There are many today who feel that the absence of the gift of tongues is a serious
handicap to witness, but when the facts are faced we find it is not so. During the period
covered by the Acts of the Apostles the church possessed no other Scriptures than the
O.T. The New Testament, as we know it, did not exist. Slowly, as years went by, an
Epistle here and a "Gospel" there would be written, and when the church finally
possessed the prophetic writings now known to us as the New Testament, the need for the
gift of tongues and other supernatural endowments ceased. Consequently, today he who
faithfully uses the inspired Word of God in its fullness is on the same level of equipment
as those of the early church. The fact that physical healing and other phenomena are not
now associated with the preaching of the Word is explainable on the ground of the
absence of Israel, as a nation, a feature that is of the utmost dispensational importance.
Those who are acquainted with the Jewish mind and Jewish history know that it was
the ambition of many Jews who had been born in foreign lands, to spend their last days in
Jerusalem. These are described as "dwellers" at Jerusalem. That there were those who
had come to keep the feast, other than "dwellers", is clear from Acts 2: 10, where some
are called "strangers of Rome", and where, in the same verse, the whole company is
summed up as "Jews and proselytes".
At first sight the enumeration of the countries from which the assembled Jews came
strikes the reader as somewhat odd, but when we stand with Peter and think of the
dispersion of Israel, we shall see definite order and intention. There had been three great
dispersions of the Jews and these are indicated in the list of countries given in
Acts 2: 9-11.
The first was of the ten tribes into Media and Assyria, and the two tribes to Babylon.
At the time of the apostles, the Parthians ruled over a district that extended from the
Euphrates to the Jordan and the Oxus to the Persian Gulf. The second took the Jews to
Asia Minor, Cappadocia, etc., and as an offshoot of the Assyrian dispersion. The third,
or Egyptians dispersion, took place under Ptolemy Lagus. There is also in this list of
countries an evident allusion to the prophecy of restoration found in Isa. 11: 11:--
"It shall come to pass in that day that the Lord shall set His hand again the second
time to recover the remnant of His people which shall be left, from Assyria, and from
Egypt, and from Pathros, and from Cush, and from Elam, and from Shinar, and from
Hamath, and from the islands of the sea."

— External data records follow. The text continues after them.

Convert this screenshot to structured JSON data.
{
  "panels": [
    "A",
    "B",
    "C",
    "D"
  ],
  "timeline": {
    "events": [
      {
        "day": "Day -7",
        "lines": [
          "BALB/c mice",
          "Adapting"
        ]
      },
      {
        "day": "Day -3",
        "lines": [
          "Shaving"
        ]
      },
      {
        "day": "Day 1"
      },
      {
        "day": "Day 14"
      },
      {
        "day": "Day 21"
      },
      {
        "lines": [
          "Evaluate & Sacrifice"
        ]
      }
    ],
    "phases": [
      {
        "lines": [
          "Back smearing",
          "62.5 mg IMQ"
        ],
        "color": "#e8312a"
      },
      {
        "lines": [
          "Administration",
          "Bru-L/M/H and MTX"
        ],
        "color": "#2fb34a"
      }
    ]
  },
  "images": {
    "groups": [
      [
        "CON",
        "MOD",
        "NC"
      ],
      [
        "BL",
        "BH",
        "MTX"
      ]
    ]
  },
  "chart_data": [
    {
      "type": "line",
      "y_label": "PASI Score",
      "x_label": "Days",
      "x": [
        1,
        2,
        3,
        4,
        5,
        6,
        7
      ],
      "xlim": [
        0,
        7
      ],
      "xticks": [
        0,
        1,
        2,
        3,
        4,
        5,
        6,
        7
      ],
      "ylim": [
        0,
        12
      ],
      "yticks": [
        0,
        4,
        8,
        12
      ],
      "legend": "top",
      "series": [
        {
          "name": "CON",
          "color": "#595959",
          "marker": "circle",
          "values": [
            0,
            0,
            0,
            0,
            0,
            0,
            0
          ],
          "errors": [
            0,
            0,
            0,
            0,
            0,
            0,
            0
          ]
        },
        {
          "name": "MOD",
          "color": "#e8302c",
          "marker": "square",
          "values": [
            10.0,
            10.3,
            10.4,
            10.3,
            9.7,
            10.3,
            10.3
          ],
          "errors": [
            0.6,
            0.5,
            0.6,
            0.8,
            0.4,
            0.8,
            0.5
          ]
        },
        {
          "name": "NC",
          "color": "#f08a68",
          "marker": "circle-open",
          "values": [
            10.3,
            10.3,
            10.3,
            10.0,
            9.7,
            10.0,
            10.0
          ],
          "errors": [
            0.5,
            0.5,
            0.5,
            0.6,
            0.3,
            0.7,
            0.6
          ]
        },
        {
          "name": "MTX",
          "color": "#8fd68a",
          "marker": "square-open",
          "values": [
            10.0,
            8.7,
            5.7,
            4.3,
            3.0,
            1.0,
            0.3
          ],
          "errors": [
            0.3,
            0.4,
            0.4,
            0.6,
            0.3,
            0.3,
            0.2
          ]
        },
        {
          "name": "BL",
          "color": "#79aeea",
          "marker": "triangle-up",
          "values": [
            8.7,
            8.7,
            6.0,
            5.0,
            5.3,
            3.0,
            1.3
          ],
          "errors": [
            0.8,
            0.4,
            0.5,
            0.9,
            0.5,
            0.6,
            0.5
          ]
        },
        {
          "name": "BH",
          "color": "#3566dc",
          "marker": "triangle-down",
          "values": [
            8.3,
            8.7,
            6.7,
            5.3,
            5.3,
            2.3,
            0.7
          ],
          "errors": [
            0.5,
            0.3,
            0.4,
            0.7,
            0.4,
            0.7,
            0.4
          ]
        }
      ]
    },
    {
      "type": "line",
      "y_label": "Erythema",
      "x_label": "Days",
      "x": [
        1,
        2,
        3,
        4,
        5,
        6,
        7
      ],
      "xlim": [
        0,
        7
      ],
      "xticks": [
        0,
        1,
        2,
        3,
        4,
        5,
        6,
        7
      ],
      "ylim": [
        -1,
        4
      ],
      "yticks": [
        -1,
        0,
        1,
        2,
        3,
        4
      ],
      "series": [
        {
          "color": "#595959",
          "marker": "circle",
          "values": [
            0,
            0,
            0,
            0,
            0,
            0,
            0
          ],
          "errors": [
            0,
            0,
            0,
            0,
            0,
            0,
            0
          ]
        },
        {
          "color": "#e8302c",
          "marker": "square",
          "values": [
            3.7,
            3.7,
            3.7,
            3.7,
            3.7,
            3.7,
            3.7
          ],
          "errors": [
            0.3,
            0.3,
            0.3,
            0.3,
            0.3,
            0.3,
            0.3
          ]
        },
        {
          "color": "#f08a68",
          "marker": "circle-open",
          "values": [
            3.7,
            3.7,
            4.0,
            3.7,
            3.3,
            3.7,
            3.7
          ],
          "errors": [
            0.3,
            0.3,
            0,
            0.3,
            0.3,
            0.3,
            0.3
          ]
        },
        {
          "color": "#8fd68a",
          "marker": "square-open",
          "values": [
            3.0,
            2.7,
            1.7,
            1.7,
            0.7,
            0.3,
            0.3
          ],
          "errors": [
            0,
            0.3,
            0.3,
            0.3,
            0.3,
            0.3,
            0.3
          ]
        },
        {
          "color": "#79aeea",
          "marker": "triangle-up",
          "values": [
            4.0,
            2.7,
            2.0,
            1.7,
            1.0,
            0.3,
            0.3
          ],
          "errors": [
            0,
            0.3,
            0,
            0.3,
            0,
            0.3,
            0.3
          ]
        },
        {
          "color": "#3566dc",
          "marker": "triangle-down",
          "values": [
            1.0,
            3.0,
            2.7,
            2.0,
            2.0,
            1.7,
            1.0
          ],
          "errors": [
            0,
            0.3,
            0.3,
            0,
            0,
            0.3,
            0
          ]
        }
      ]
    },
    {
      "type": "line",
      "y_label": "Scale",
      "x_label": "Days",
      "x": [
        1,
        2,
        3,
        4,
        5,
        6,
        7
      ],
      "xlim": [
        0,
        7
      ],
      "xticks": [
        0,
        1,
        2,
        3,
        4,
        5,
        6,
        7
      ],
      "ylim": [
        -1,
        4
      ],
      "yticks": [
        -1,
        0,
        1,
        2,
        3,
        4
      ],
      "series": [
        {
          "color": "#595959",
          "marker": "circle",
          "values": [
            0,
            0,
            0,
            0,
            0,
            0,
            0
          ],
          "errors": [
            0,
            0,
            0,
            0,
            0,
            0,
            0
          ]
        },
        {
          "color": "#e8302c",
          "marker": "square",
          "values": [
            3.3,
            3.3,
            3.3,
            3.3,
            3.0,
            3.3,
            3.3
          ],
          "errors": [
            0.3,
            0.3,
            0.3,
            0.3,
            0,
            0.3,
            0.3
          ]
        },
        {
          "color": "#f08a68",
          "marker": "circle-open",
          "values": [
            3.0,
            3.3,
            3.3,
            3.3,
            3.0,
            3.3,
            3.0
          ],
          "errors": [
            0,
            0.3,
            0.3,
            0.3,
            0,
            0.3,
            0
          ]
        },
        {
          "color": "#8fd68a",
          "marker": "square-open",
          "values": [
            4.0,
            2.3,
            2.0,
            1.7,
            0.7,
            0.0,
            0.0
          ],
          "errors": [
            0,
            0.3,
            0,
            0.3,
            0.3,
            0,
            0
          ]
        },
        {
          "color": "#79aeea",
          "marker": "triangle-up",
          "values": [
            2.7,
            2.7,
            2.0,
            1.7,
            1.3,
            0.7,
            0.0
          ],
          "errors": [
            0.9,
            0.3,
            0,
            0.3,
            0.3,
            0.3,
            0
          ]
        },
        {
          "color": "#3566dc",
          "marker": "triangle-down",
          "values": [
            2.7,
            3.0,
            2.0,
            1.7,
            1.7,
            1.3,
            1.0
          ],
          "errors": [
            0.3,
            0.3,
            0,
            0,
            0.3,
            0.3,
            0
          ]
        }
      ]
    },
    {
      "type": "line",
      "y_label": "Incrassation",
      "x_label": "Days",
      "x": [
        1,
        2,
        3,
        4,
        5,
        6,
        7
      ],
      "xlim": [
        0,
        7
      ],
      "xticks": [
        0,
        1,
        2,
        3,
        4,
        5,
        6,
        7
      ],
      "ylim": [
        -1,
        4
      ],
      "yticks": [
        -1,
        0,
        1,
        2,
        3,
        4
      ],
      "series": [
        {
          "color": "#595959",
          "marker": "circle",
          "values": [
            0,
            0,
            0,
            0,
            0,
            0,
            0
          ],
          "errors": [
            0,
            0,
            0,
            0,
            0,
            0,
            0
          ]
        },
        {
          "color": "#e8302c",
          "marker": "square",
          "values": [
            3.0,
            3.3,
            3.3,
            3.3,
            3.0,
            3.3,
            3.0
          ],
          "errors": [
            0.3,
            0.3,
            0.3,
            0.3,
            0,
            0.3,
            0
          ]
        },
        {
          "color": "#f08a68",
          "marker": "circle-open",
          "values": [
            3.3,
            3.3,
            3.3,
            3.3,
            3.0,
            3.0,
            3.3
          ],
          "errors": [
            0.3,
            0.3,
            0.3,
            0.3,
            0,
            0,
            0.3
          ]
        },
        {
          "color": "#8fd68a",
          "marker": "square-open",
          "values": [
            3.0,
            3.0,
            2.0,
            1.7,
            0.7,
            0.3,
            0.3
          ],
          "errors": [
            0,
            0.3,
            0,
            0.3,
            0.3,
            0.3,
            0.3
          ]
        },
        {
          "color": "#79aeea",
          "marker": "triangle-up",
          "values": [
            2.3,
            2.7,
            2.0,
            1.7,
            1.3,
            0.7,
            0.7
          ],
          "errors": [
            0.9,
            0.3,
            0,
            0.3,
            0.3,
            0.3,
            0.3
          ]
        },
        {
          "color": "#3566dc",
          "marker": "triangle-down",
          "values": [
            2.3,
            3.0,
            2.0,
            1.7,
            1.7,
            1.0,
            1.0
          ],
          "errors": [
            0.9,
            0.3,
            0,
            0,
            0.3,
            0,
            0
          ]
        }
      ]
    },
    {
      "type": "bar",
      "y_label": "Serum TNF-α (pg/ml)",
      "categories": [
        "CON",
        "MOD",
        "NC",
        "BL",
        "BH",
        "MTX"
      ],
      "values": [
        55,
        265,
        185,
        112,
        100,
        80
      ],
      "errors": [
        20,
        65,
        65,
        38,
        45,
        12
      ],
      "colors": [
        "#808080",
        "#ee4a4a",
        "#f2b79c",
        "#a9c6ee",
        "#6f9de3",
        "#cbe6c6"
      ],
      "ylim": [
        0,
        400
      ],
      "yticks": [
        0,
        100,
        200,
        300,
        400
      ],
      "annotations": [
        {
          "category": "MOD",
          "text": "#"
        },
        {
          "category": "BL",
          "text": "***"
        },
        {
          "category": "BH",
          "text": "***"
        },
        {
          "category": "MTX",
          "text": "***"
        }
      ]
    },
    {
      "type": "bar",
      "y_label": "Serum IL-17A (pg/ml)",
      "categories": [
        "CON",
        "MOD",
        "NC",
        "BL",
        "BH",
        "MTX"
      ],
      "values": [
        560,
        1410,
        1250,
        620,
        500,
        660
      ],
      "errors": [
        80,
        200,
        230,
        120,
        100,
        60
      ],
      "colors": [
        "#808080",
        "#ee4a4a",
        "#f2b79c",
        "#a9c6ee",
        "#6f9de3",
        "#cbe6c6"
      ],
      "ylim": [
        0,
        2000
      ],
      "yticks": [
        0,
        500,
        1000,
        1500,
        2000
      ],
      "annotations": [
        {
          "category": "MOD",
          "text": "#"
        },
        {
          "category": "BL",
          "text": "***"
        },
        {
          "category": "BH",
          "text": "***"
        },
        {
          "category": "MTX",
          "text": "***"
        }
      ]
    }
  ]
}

Fuller details of these dispersions are given in Conybeare and Howson, Vol. 1: 20, 22,
and in Medes' Essays. We do not further pursue the matter here, but would remark in
passing that Peter seems to have kept in touch with the dispersion during his lifetime. He
went to Babylon (I Pet. 5: 13). He also wrote his two epistles to the dispersion in
Asia Minor, and, if Jerome is to be trusted, he provided for the spiritual needs of the
Egyptian dispersion by sending John Mark to them.